Michael Hill, Ph.D., chemistry chair at Occidental College, Los Angeles, is developing a molecular surgery process using tiny needles, electric current and 3D-printed molds to reshape living tissue without incisions, pain, recovery time or potential scarring, according to an American Chemical Society press release.
“We envision this new technique as a low-cost office procedure done under local anesthesia,” says Dr. Hill in the release. “The whole process would take about five minutes.”
A facial reconstructive surgeon Brian Wong, M.D., Ph.D., at the University of California, Irvine, asked Dr. Hill to develop molecular surgery as an option that would noninvasively reshape cartilage for use in cosmetic procedures, including rhinoplasty. Dr. Wong is an expert in a technique that uses infrared laser to heat cartilage in order to make it more flexible and easier to shape. But the heating technique is expensive and it’s difficult to heat the cartilage enough so that it’s moldable without destroying tissue, according to the release.

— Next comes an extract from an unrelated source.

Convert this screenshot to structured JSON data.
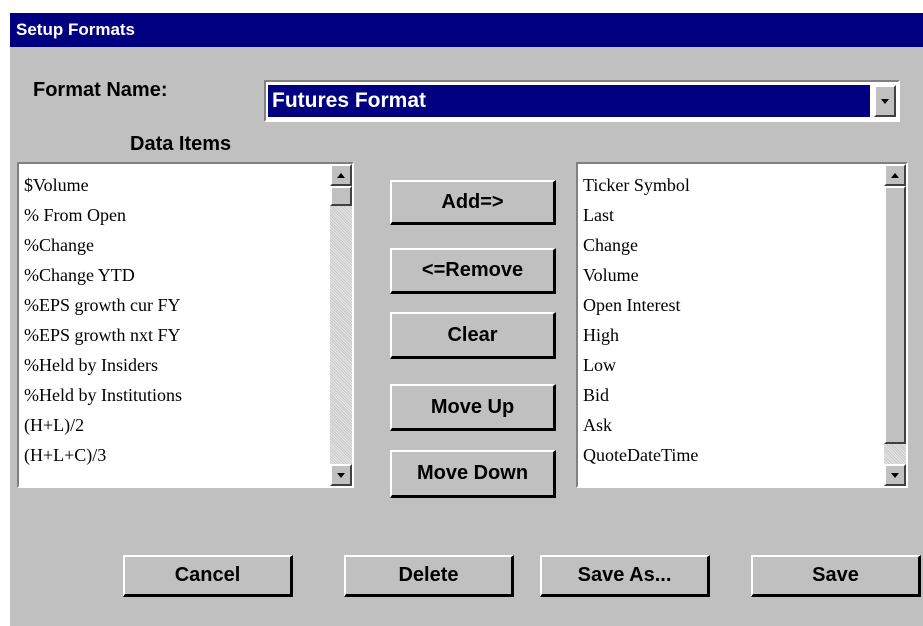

In an accompanying video, Dr. Hill explains this is not a thermal technique. Rather, it involves passing current through cartilage to electrolyze water in the tissue.
“So, you can get shape change without changing the temperature whatsoever,” Dr. Hill says. “As it turns out, it has to do with water electrolysis. The structure of cartilage is an ionic matrix. There are fixed negative charges and cations that balance that negative charge. The density of those charges holds the cartilage in its conformation and give it structure rigidity.”

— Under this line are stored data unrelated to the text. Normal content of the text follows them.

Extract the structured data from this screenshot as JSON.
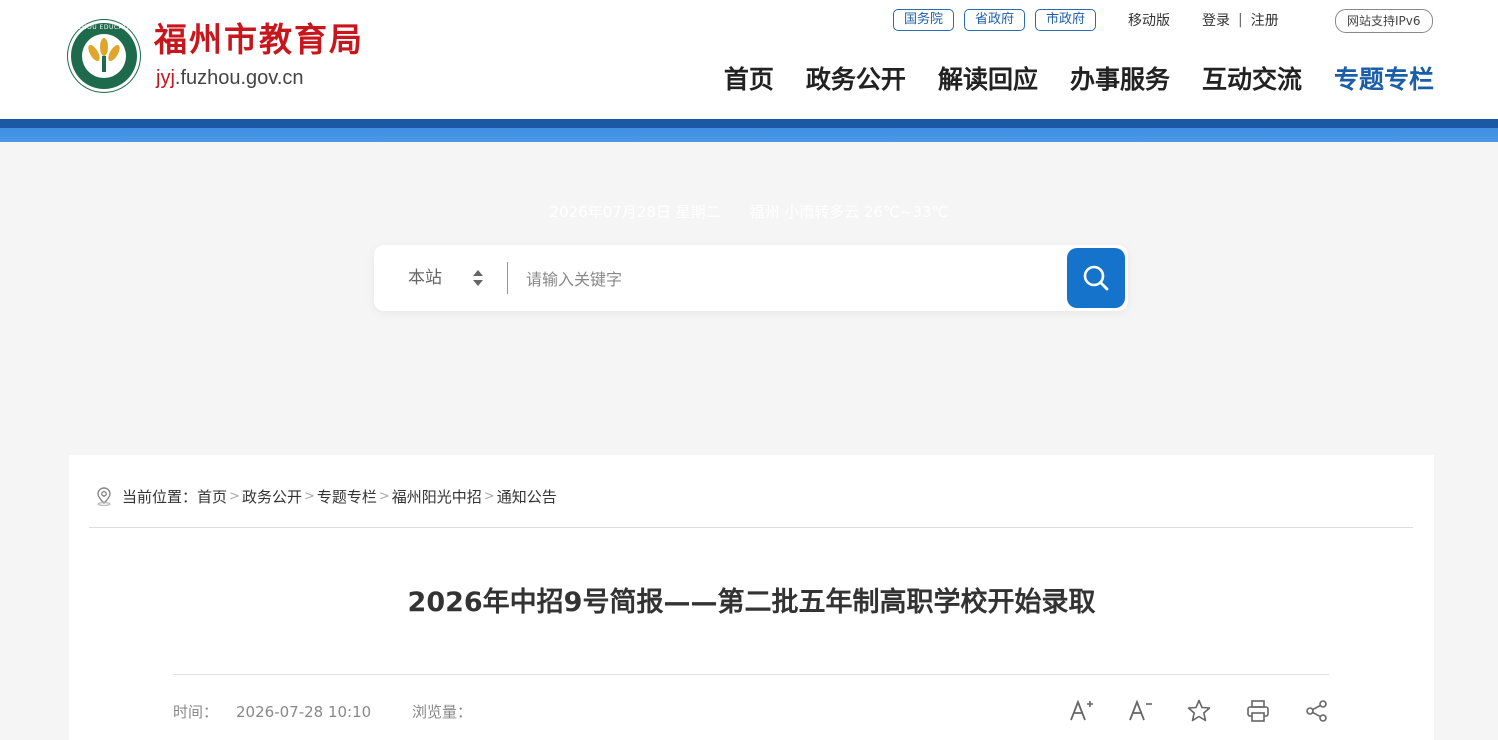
{
  "header": {
    "site_title": "福州市教育局",
    "domain_prefix": "jyj",
    "domain_suffix": ".fuzhou.gov.cn",
    "logo_ring_text": "FUZHOU EDUCATION",
    "top_links": [
      "国务院",
      "省政府",
      "市政府"
    ],
    "mobile": "移动版",
    "login": "登录",
    "register": "注册",
    "link_sep": "|",
    "ipv6": "网站支持IPv6",
    "nav": [
      "首页",
      "政务公开",
      "解读回应",
      "办事服务",
      "互动交流",
      "专题专栏"
    ],
    "active_nav": "专题专栏"
  },
  "info": {
    "date": "2026年07月28日 星期二",
    "weather": "福州 小雨转多云 26℃~33℃"
  },
  "search": {
    "scope": "本站",
    "placeholder": "请输入关键字"
  },
  "breadcrumb": {
    "label": "当前位置：",
    "items": [
      "首页",
      "政务公开",
      "专题专栏",
      "福州阳光中招",
      "通知公告"
    ],
    "sep": ">"
  },
  "article": {
    "title": "2026年中招9号简报——第二批五年制高职学校开始录取",
    "time_label": "时间：",
    "time": "2026-07-28 10:10",
    "views_label": "浏览量："
  },
  "colors": {
    "brand_red": "#c8161d",
    "brand_blue": "#1b5ea8",
    "search_button": "#1673cb"
  }
}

The molecular basis of this, as Hill and colleagues discovered, is that when current is passed through cartilage, it oxidizes water, generates oxygen and, more importantly, generates protons, he says.
“They protonate the negative charge and it literally makes the tissue soft and malleable and floppy,” he says.

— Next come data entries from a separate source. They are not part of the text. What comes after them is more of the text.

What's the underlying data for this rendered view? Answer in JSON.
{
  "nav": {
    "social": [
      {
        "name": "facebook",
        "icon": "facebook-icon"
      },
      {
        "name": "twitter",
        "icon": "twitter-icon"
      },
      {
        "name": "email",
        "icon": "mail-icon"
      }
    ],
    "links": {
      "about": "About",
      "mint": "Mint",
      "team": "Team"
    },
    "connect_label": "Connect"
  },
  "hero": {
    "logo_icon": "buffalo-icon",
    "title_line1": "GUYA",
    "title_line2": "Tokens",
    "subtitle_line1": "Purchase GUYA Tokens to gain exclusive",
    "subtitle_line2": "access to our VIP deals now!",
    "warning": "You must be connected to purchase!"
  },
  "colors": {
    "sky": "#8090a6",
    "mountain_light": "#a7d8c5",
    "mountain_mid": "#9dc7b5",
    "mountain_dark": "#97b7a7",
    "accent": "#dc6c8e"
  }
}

Dr. Hill demonstrates in the video by folding over his ear.
“…I would take a mold and hold it in this mechanical deformation and insert needles, generate acid and soften the tissue, re-equilibrate the pH and, if I let go of it, my ear would stay bent,” he says. “That’s sort of the basis of the technology.”
Dr. Hill and colleagues tested the method on a rabbit’s ear, which would normally stand up straight. Using a mold, they held one ear in the desired shape and bent position, then inserted microneedle electrodes into the ear at the bend. They pulsed current with the mold in place. The cartilage softened at the bend without damage. Then they turned off the current and the cartilage hardened in the new shape and bend before they removed the mold.
Without the current, the ear would have sprung back upright once the mold was removed, according to the release.
Cartilage is not the only thing made up of this collagen-rich extracellular matrix, so Dr. Hill and colleagues have been studying molecular surgery in different tissue types, including the cornea. They’re exploring licensing options, according to the release.